For everyone else, please stay tuned as we will look at dataframes a bit closer in the next post.
Stay healthy ❤️
-Vitaliy (aka @Sygyzmundovych)
This is so interesting .... wonder how many clients actually use Python in SAP.
I do not work directly with customers, but as far as I know from my colleagues working in consulting or CoE -- pretty much every customer's project that involves Machine Learning or Data Intelligence has Python in it. Plus pretty much all of our SAP colleagues working in SAP AI organization (like those behind SAP AI Business Services (https://developers.sap.com/topics/artificial-intelligence.html) are programming using Python.

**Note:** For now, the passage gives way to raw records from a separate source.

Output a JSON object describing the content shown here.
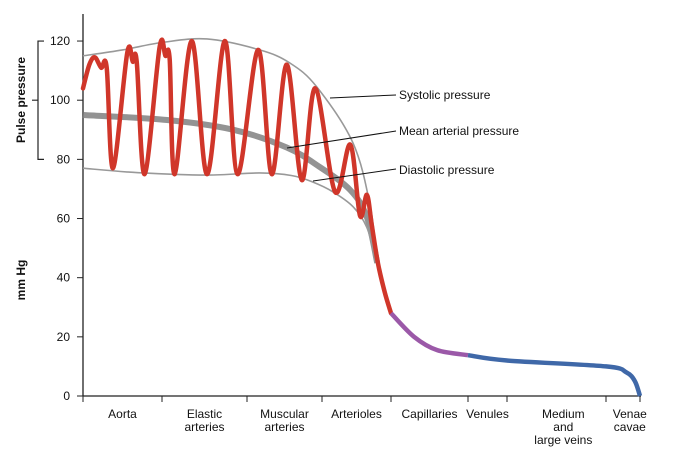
{
  "chart_data": {
    "type": "line",
    "ylabel": "mm Hg",
    "bracket_label": "Pulse pressure",
    "bracket_range": [
      80,
      120
    ],
    "ylim": [
      0,
      130
    ],
    "yticks": [
      0,
      20,
      40,
      60,
      80,
      100,
      120
    ],
    "grid": false,
    "categories": [
      [
        "Aorta"
      ],
      [
        "Elastic",
        "arteries"
      ],
      [
        "Muscular",
        "arteries"
      ],
      [
        "Arterioles"
      ],
      [
        "Capillaries"
      ],
      [
        "Venules"
      ],
      [
        "Medium",
        "and",
        "large veins"
      ],
      [
        "Venae",
        "cavae"
      ]
    ],
    "category_spans": [
      [
        0,
        1
      ],
      [
        1,
        2
      ],
      [
        2,
        3
      ],
      [
        3,
        4
      ],
      [
        4,
        5
      ],
      [
        5,
        6
      ],
      [
        6,
        7.4
      ],
      [
        7.4,
        8
      ]
    ],
    "annotations": {
      "systolic": "Systolic pressure",
      "mean": "Mean arterial pressure",
      "diastolic": "Diastolic pressure"
    },
    "colors": {
      "arterial": "#d0362a",
      "capillary": "#9b59a8",
      "venous": "#3f68a8",
      "envelope": "#999999",
      "mean": "#808080"
    },
    "series": {
      "systolic": [
        [
          0,
          115
        ],
        [
          0.5,
          117
        ],
        [
          1,
          119.5
        ],
        [
          1.53,
          120.7
        ],
        [
          2.17,
          117
        ],
        [
          2.57,
          112.6
        ],
        [
          2.93,
          104.5
        ],
        [
          3.45,
          85.5
        ],
        [
          3.7,
          64
        ],
        [
          3.8,
          45
        ]
      ],
      "diastolic": [
        [
          0,
          77
        ],
        [
          0.7,
          75.5
        ],
        [
          1.53,
          74.7
        ],
        [
          2.17,
          75.4
        ],
        [
          2.6,
          74.5
        ],
        [
          2.88,
          72.3
        ],
        [
          3.16,
          69
        ],
        [
          3.45,
          64
        ],
        [
          3.65,
          57
        ],
        [
          3.8,
          45
        ]
      ],
      "mean": [
        [
          0,
          95
        ],
        [
          1.06,
          93.3
        ],
        [
          1.84,
          90
        ],
        [
          2.53,
          84
        ],
        [
          2.97,
          77.4
        ],
        [
          3.41,
          69.6
        ],
        [
          3.65,
          60.5
        ],
        [
          3.8,
          45
        ]
      ],
      "arterial_pressure": [
        [
          0,
          104
        ],
        [
          0.08,
          112
        ],
        [
          0.15,
          114.5
        ],
        [
          0.23,
          111
        ],
        [
          0.3,
          111
        ],
        [
          0.38,
          77
        ],
        [
          0.56,
          116
        ],
        [
          0.63,
          113
        ],
        [
          0.68,
          113
        ],
        [
          0.78,
          75
        ],
        [
          0.97,
          118
        ],
        [
          1.04,
          115
        ],
        [
          1.09,
          114
        ],
        [
          1.15,
          75
        ],
        [
          1.35,
          120
        ],
        [
          1.53,
          75
        ],
        [
          1.74,
          120
        ],
        [
          1.89,
          75
        ],
        [
          2.15,
          117
        ],
        [
          2.33,
          75
        ],
        [
          2.53,
          112
        ],
        [
          2.73,
          73
        ],
        [
          2.91,
          104
        ],
        [
          3.19,
          69
        ],
        [
          3.41,
          85
        ],
        [
          3.55,
          61
        ],
        [
          3.65,
          68
        ],
        [
          3.72,
          58
        ],
        [
          3.81,
          45
        ],
        [
          3.91,
          35
        ],
        [
          4,
          28
        ]
      ],
      "capillary_pressure": [
        [
          4,
          28
        ],
        [
          4.3,
          20
        ],
        [
          4.6,
          15.5
        ],
        [
          5,
          13.8
        ]
      ],
      "venous_pressure": [
        [
          5,
          13.8
        ],
        [
          6,
          12
        ],
        [
          7,
          10
        ],
        [
          7.6,
          8
        ],
        [
          7.85,
          5
        ],
        [
          8,
          0
        ]
      ]
    }
  }
}
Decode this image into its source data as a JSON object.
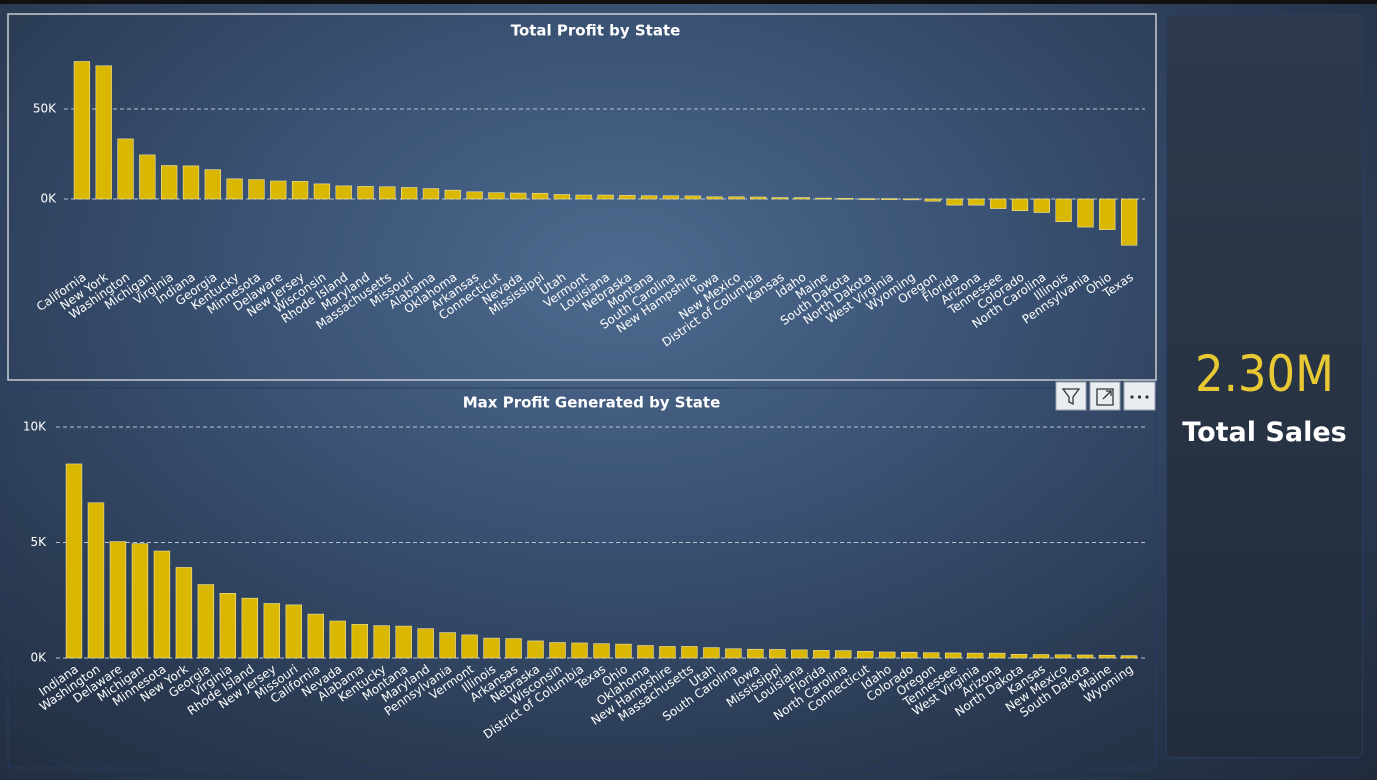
{
  "chart_data": [
    {
      "type": "bar",
      "title": "Total Profit by State",
      "categories": [
        "California",
        "New York",
        "Washington",
        "Michigan",
        "Virginia",
        "Indiana",
        "Georgia",
        "Kentucky",
        "Minnesota",
        "Delaware",
        "New Jersey",
        "Wisconsin",
        "Rhode Island",
        "Maryland",
        "Massachusetts",
        "Missouri",
        "Alabama",
        "Oklahoma",
        "Arkansas",
        "Connecticut",
        "Nevada",
        "Mississippi",
        "Utah",
        "Vermont",
        "Louisiana",
        "Nebraska",
        "Montana",
        "South Carolina",
        "New Hampshire",
        "Iowa",
        "New Mexico",
        "District of Columbia",
        "Kansas",
        "Idaho",
        "Maine",
        "South Dakota",
        "North Dakota",
        "West Virginia",
        "Wyoming",
        "Oregon",
        "Florida",
        "Arizona",
        "Tennessee",
        "Colorado",
        "North Carolina",
        "Illinois",
        "Pennsylvania",
        "Ohio",
        "Texas"
      ],
      "values": [
        76400,
        74000,
        33400,
        24500,
        18600,
        18400,
        16300,
        11200,
        10800,
        10000,
        9800,
        8400,
        7300,
        7000,
        6800,
        6400,
        5800,
        4900,
        4000,
        3500,
        3300,
        3200,
        2500,
        2200,
        2200,
        2000,
        1800,
        1800,
        1700,
        1200,
        1200,
        1100,
        800,
        800,
        500,
        400,
        200,
        200,
        100,
        -1200,
        -3400,
        -3400,
        -5300,
        -6500,
        -7500,
        -12600,
        -15600,
        -17000,
        -25700
      ],
      "color": "#dab700",
      "ylim": [
        -30000,
        80000
      ],
      "yticks": [
        {
          "value": 0,
          "label": "0K"
        },
        {
          "value": 50000,
          "label": "50K"
        }
      ],
      "grid": true
    },
    {
      "type": "bar",
      "title": "Max Profit Generated by State",
      "categories": [
        "Indiana",
        "Washington",
        "Delaware",
        "Michigan",
        "Minnesota",
        "New York",
        "Georgia",
        "Virginia",
        "Rhode Island",
        "New Jersey",
        "Missouri",
        "California",
        "Nevada",
        "Alabama",
        "Kentucky",
        "Montana",
        "Maryland",
        "Pennsylvania",
        "Vermont",
        "Illinois",
        "Arkansas",
        "Nebraska",
        "Wisconsin",
        "District of Columbia",
        "Texas",
        "Ohio",
        "Oklahoma",
        "New Hampshire",
        "Massachusetts",
        "Utah",
        "South Carolina",
        "Iowa",
        "Mississippi",
        "Louisiana",
        "Florida",
        "North Carolina",
        "Connecticut",
        "Idaho",
        "Colorado",
        "Oregon",
        "Tennessee",
        "West Virginia",
        "Arizona",
        "North Dakota",
        "Kansas",
        "New Mexico",
        "South Dakota",
        "Maine",
        "Wyoming"
      ],
      "values": [
        8400,
        6720,
        5040,
        4950,
        4630,
        3920,
        3180,
        2800,
        2590,
        2360,
        2300,
        1900,
        1600,
        1460,
        1400,
        1380,
        1270,
        1100,
        1000,
        860,
        840,
        740,
        670,
        650,
        620,
        600,
        540,
        500,
        500,
        450,
        400,
        380,
        370,
        350,
        330,
        320,
        290,
        260,
        250,
        230,
        220,
        210,
        210,
        160,
        150,
        140,
        130,
        120,
        100
      ],
      "color": "#dab700",
      "ylim": [
        0,
        10000
      ],
      "yticks": [
        {
          "value": 0,
          "label": "0K"
        },
        {
          "value": 5000,
          "label": "5K"
        },
        {
          "value": 10000,
          "label": "10K"
        }
      ],
      "grid": true
    }
  ],
  "card": {
    "value": "2.30M",
    "label": "Total Sales"
  }
}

Anyone else would like to comment on this?
We are using the HANA ML python library on some of our customers that use HANA and require predictive models.

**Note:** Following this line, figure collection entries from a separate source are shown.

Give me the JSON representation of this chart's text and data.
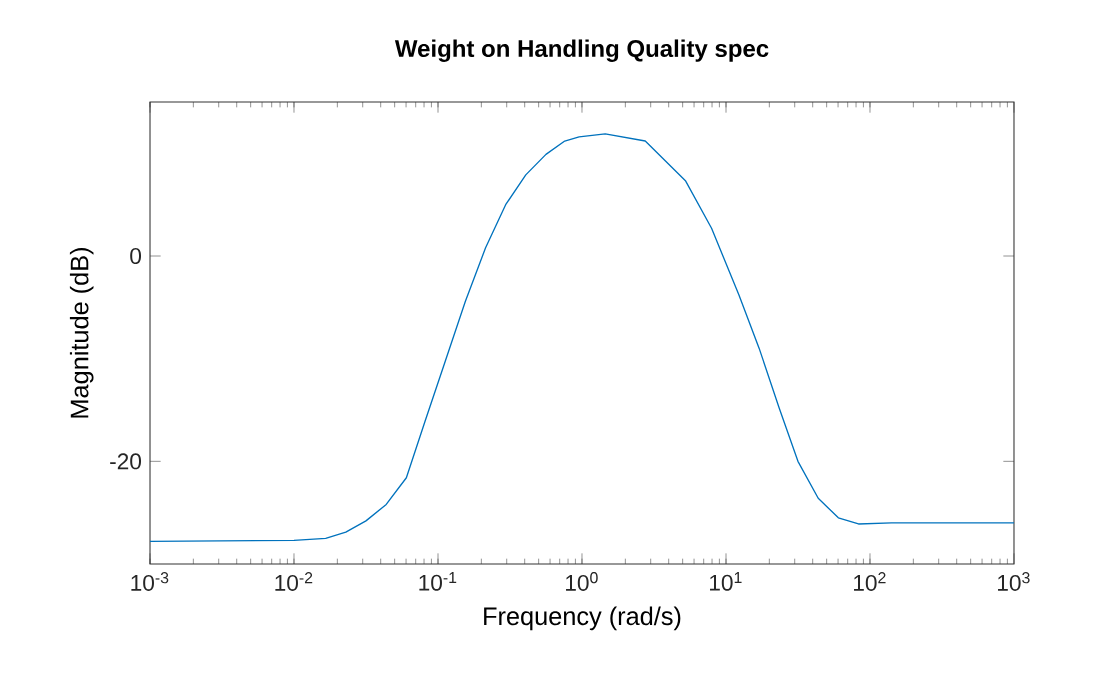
{
  "chart_data": {
    "type": "line",
    "title": "Weight on Handling Quality spec",
    "xlabel": "Frequency (rad/s)",
    "ylabel": "Magnitude (dB)",
    "log": "x",
    "grid": false,
    "marker": "none",
    "line_style": "solid",
    "xlim": [
      0.001,
      1000
    ],
    "ylim": [
      -30,
      15
    ],
    "xticks": [
      {
        "value": 0.001,
        "label": "10$^{-3}$"
      },
      {
        "value": 0.01,
        "label": "10$^{-2}$"
      },
      {
        "value": 0.1,
        "label": "10$^{-1}$"
      },
      {
        "value": 1,
        "label": "10$^{0}$"
      },
      {
        "value": 10,
        "label": "10$^{1}$"
      },
      {
        "value": 100,
        "label": "10$^{2}$"
      },
      {
        "value": 1000,
        "label": "10$^{3}$"
      }
    ],
    "yticks": [
      -20,
      0
    ],
    "x": [
      0.001,
      0.01,
      0.0166,
      0.0229,
      0.0316,
      0.0437,
      0.0603,
      0.0813,
      0.112,
      0.155,
      0.214,
      0.295,
      0.407,
      0.562,
      0.759,
      0.955,
      1.45,
      2.75,
      5.25,
      7.94,
      12.3,
      17.0,
      23.4,
      31.6,
      43.7,
      60.3,
      83.2,
      141,
      1000
    ],
    "series": [
      {
        "color": "#0072bd",
        "values": [
          -27.8,
          -27.7,
          -27.5,
          -26.9,
          -25.8,
          -24.2,
          -21.6,
          -16.1,
          -10.3,
          -4.4,
          0.8,
          5.0,
          7.9,
          9.9,
          11.2,
          11.6,
          11.9,
          11.2,
          7.3,
          2.7,
          -3.8,
          -9.0,
          -14.8,
          -20.0,
          -23.6,
          -25.5,
          -26.1,
          -26.0,
          -26.0
        ]
      }
    ]
  }
}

In general, for SAP projects, we are using python is HANA ML, Data Intelligence and SAP Data Services.
Recent public reference from customer , deploying a predictive maintenance Pilot with SAP HANA Cloud and its Python ML library can be found here:
https://www.sap.com/documents/2021/07/56bacfeb-ec7d-0010-bca6-c68f7e60039b.html
Nice Post! Thanks for sharing such an amazing article, really informative, it helps me a lot.
Thanks for the great blog! I don't think many customers know all the great features in PAL/APL and the Python/R wrappers are a big step forward. It's the best of both worlds: the ability to apply powerful algos without having to move the data out and to utilize familiar Python/R skills on SAP data.